Bird by Zetta Elliott

I loved this one. Bird surprised me by its instant catch of unique and powerful storyline, fabulous illustrations (by Shadra Strickland), and sweetly told text swept me along. The cover is an intriguing one for me, and it makes me wonder what this young man is thinking. Mentored by wonderful and present elders, Bird finds his own way to hold the loss of his brother due to drugs.

At one point in the story, Bird sits with Uncle Son, his deceased-grandfather's friend, talking about what had happened to his brother. Bird tells Uncle Son that he wished he could have fixed his brother. The next words offer a brilliant glimmer into some of the wisdom setting in this book:

"You can fix a broken wing with a splint, and a bird can fly again, he said. "But you can't fix a broken soul."

Boom. Maybe this doesn't speak so loudly out of the context of the book, but within it, the words and message lit inside of me. When I finished reading the book, I actually felt inspired to write, as if some truth was waiting to emerge from me. Seriously. 

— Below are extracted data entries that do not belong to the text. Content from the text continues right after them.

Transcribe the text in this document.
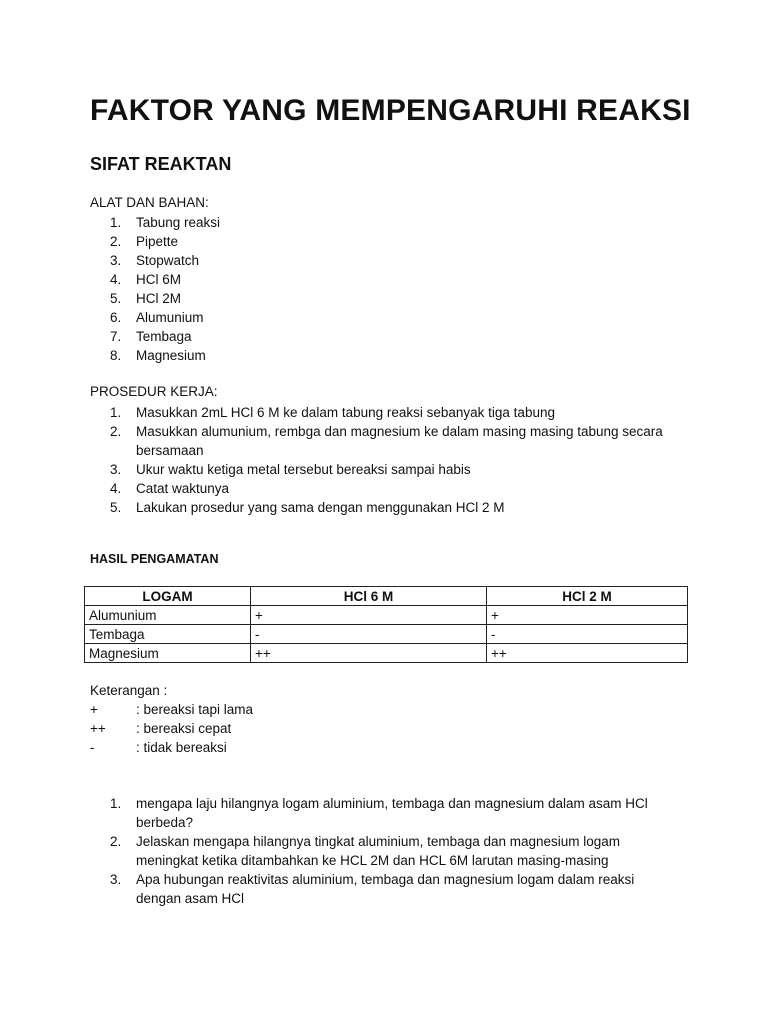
FAKTOR YANG MEMPENGARUHI REAKSI
SIFAT REAKTAN
ALAT DAN BAHAN:
1. Tabung reaksi
2. Pipette
3. Stopwatch
4. HCl 6M
5. HCl 2M
6. Alumunium
7. Tembaga
8. Magnesium
PROSEDUR KERJA:
1. Masukkan 2mL HCl 6 M ke dalam tabung reaksi sebanyak tiga tabung
2. Masukkan alumunium, rembga dan magnesium ke dalam masing masing tabung secara bersamaan
3. Ukur waktu ketiga metal tersebut bereaksi sampai habis
4. Catat waktunya
5. Lakukan prosedur yang sama dengan menggunakan HCl 2 M
HASIL PENGAMATAN
LOGAM	HCl 6 M	HCl 2 M
Alumunium	+	+
Tembaga	-	-
Magnesium	++	++
Keterangan :
+	: bereaksi tapi lama
++ : bereaksi cepat
-	: tidak bereaksi
1. mengapa laju hilangnya logam aluminium, tembaga dan magnesium dalam asam HCl berbeda?
2. Jelaskan mengapa hilangnya tingkat aluminium, tembaga dan magnesium logam meningkat ketika ditambahkan ke HCL 2M dan HCL 6M larutan masing-masing
3. Apa hubungan reaktivitas aluminium, tembaga dan magnesium logam dalam reaksi dengan asam HCl
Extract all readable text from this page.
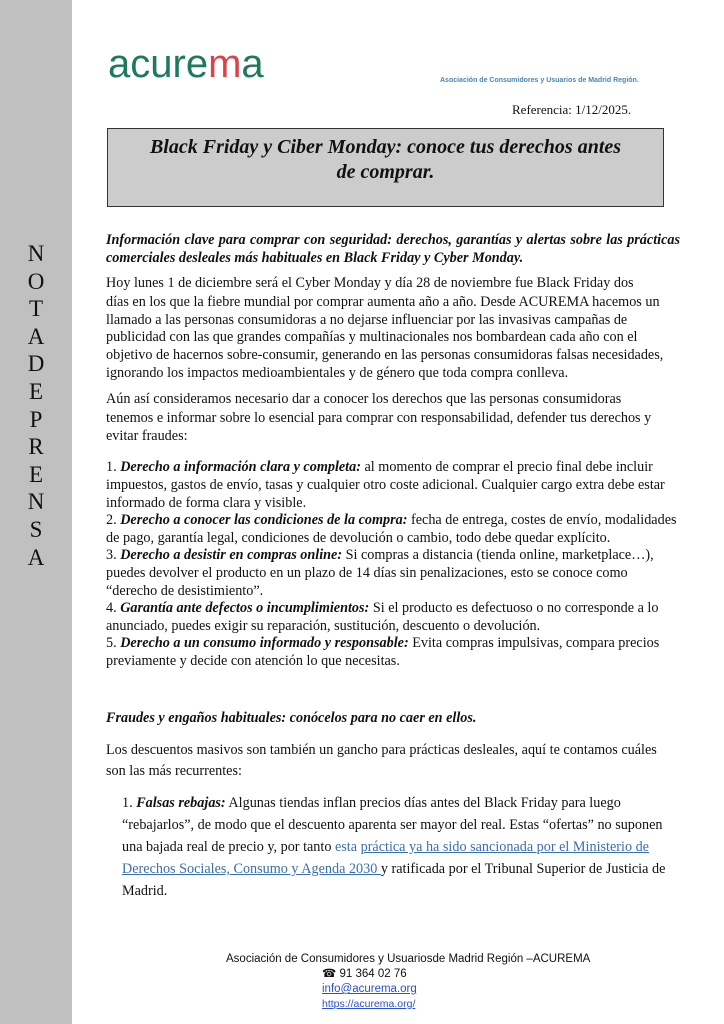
N
O
T
A
D
E
P
R
E
N
S
A
acurema	Asociación de Consumidores y Usuarios de Madrid Región.
Referencia: 1/12/2025.
Black Friday y Ciber Monday: conoce tus derechos antes de comprar.

Información clave para comprar con seguridad: derechos, garantías y alertas sobre las prácticas comerciales desleales más habituales en Black Friday y Cyber Monday.

Hoy lunes 1 de diciembre será el Cyber Monday y día 28 de noviembre fue Black Friday dos
días en los que la fiebre mundial por comprar aumenta año a año. Desde ACUREMA hacemos un llamado a las personas consumidoras a no dejarse influenciar por las invasivas campañas de publicidad con las que grandes compañías y multinacionales nos bombardean cada año con el objetivo de hacernos sobre-consumir, generando en las personas consumidoras falsas necesidades, ignorando los impactos medioambientales y de género que toda compra conlleva.
Aún así consideramos necesario dar a conocer los derechos que las personas consumidoras
tenemos e informar sobre lo esencial para comprar con responsabilidad, defender tus derechos y evitar fraudes:
1. Derecho a información clara y completa: al momento de comprar el precio final debe incluir impuestos, gastos de envío, tasas y cualquier otro coste adicional. Cualquier cargo extra debe estar informado de forma clara y visible.
2. Derecho a conocer las condiciones de la compra: fecha de entrega, costes de envío, modalidades de pago, garantía legal, condiciones de devolución o cambio, todo debe quedar explícito.
3. Derecho a desistir en compras online: Si compras a distancia (tienda online, marketplace…), puedes devolver el producto en un plazo de 14 días sin penalizaciones, esto se conoce como “derecho de desistimiento”.
4. Garantía ante defectos o incumplimientos: Si el producto es defectuoso o no corresponde a lo anunciado, puedes exigir su reparación, sustitución, descuento o devolución.
5. Derecho a un consumo informado y responsable: Evita compras impulsivas, compara precios previamente y decide con atención lo que necesitas.
Fraudes y engaños habituales: conócelos para no caer en ellos.
Los descuentos masivos son también un gancho para prácticas desleales, aquí te contamos cuáles son las más recurrentes:
1. Falsas rebajas: Algunas tiendas inflan precios días antes del Black Friday para luego “rebajarlos”, de modo que el descuento aparenta ser mayor del real. Estas “ofertas” no suponen una bajada real de precio y, por tanto esta práctica ya ha sido sancionada por el Ministerio de Derechos Sociales, Consumo y Agenda 2030 y ratificada por el Tribunal Superior de Justicia de Madrid.
Asociación de Consumidores y Usuariosde Madrid Región –ACUREMA
☎ 91 364 02 76
info@acurema.org
https://acurema.org/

I found myself nodding as I read Bird, like somewhere in me a part of me was confirming that yes, I should have read this and that more people should too. At our local library, staff can write a little blurb about their interpretations of the book to entice you. Someone wrote this: I just read this book and I think everyone else should too. The drawings are heartwarming, and emotional. You can really feel what he is thinking." I am guessing by the handwriting that this staff member is younger than me by a good few decades, and still they are spot on: this is a rich read. It won a number of awards, including the new Voices Award. You owe it to yourself to read this. Really. It is that good.


  1. Thank you, Shadrieka, for your connection as well. Fantastic works...those moments when we read that confirm and extend, invite and remind.